Tell me that didn’t mean a thing to you. That you never forked over your allowance plus your paper route money plus the money your Gramma gave you plus two dollars borrowed from me to get the crappy black T-shirt that was hanging on you like a limp sail that night but shrunk way too small the first time you washed it. That you didn’t think we were part of something bigger when we wore that stuff to school next day and got skin from the kids who never used to talk to us until they saw the incontrovertible evidence that we were there and we had the black cotton to prove it and they yelled YEAAHHHH at the show when the singer said the name of our town onstage and it meant something to be in the mental geography of someone from England like that and who cares if a roadie wrote it on a piece of loose-leaf paper taped to the stage next to the mic stand right where he could see it because that guy, remember? He couldn’t remember anything between who was going to bring the coke to the party and where’s the groupie I’m going to tie to the bed and snort me that boogie dust off her butt tonight. AWWRIGHT! Somebody puked right behind us and stunk up the whole row and we didn’t care. Tell me I didn’t have to tell your mom you “weren’t stoned, just totally rocked out, the poor little guy” when she came to pick us up past eleven on a school night and the whole way we rode back to the Heights with me in the front seat she sure didn’t believe me and her chirping on and on about was I going to take band next year and what was I going to do when I graduated.

‘Cause, dude, you can’t fool me.
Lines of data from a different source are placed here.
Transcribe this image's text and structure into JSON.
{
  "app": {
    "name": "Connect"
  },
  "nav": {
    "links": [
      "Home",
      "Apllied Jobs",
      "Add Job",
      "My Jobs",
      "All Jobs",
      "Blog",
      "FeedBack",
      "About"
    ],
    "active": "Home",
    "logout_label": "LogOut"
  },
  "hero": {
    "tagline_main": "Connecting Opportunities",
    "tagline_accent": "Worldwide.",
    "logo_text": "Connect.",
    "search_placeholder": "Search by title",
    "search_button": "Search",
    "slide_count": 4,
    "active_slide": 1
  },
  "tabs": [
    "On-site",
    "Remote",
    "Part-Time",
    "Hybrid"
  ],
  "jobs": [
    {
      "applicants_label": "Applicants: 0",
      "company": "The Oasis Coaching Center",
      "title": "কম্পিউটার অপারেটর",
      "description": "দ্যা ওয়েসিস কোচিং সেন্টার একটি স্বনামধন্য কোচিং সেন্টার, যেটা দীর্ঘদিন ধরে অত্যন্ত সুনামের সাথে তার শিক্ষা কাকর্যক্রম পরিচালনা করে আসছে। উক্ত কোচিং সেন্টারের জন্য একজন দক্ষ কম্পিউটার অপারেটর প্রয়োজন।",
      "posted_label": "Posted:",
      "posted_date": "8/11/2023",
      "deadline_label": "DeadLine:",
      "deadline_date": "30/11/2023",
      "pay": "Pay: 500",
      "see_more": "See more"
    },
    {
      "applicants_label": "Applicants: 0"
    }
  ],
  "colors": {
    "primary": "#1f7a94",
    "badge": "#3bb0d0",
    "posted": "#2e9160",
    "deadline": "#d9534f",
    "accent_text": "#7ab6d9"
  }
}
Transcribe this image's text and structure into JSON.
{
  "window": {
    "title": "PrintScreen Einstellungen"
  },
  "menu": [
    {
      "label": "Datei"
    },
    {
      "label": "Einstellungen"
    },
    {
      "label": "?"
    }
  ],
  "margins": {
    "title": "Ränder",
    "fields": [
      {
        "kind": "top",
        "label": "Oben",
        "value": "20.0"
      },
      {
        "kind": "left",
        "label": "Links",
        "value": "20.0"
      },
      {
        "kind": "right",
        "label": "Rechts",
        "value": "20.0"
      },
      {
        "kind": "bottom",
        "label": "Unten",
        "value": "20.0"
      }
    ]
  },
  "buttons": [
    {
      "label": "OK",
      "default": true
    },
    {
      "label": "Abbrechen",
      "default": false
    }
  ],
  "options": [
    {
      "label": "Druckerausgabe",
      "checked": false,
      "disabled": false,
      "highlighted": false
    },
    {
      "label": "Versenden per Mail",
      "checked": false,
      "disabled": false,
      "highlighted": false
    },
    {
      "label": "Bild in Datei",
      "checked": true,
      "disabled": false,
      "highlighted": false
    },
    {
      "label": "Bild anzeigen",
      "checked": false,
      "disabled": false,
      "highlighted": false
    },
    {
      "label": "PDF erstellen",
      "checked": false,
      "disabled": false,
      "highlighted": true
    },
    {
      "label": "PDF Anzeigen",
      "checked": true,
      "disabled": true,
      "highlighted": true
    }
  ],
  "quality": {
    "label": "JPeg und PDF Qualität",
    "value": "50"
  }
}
It’s me, man, me, you remember? I knew you, man, back in the day, before the SUV and the black lab and this chick thinks she’s marrying a lawyer. I knew you, dude.

“We’ve all been to the fair,” Mike and Rick guitarist Tim Graham told me, “and anyone who has been to a county fair knows exactly where Mike and Rick is coming from,” on Who’s Gonna Kick Your Ass?, in which we find Mike and Rick walking the fine line between the excitement of the junior high metal show and how the lead singer said the name of our town onstage, and the social experiment of being a teenager in a pack stalking back and forth behind the dart toss and the machine gun BB guns where you could shoot out the star and win a unicorn mirror and the Sons of Norway booth where they were selling spiced meat and fried dough on a stick. “Vikings.”

And I still feel like that, man. You’ve got a song like “Me’n’tha Boyz R Goin Down 2 tha Fair 2nite” and I’m all ears. You got a song called “Garden City Woman,” and you can be in some craphole bar and you’re still singing it off a five-foot-high stage in a fieldhouse where tomorrow some dudes are going to be playing basketball. Yeah, man, basketball! Right here!

This might be a rock joke, but it’s no joke rock. Unless it was all a joke when Mike & Rick broke into “Sunset on Evaro” and every lighter in the room came out and sparked at once and everyone who’s ever dug the rock and been to the fair was singing along.

Who cares if Rob Halford says he’s gay, dude? United, united, united we stand! United we stand one and all! Leather speaks rock; rock’s a universal language. I see the Flying V slung off the hip and I think. “Ah, the pride of the Teuton!” I hear a pinch harmonic and it’s the squeal of the Hessian.

So sing you the body electric. Roll the 39-sided dice and sing of the dwarves of yore weaving mighty spells; I’m still standing here, aren’t I? Lewis and Clark are up in this mother, soldiering drunkenly toward El Dorado (actual chorus on “Pride of America”: “Left, right, left/Marching forth/Lewis & Clark were the pride of America.” Actual lyric about Sacagawea: “Leading the men into the night/None of them did she lay/Though they begged and groveled and grunted/None of them did she lay.” Actual fake Corps of Discovery correspondence recited therein: “Dear Diary: So cold, so alone … until such time as I can rid myself of Meriwether’s lead, I will continue my nightly toil of drink and the quest for one good-natured buggering. … I sometimes find myself leering at the beasts of burden that surround the camp.”

Lyrical genius. Revanchist rock. Garden City meisterwerk. Dude, I knew you.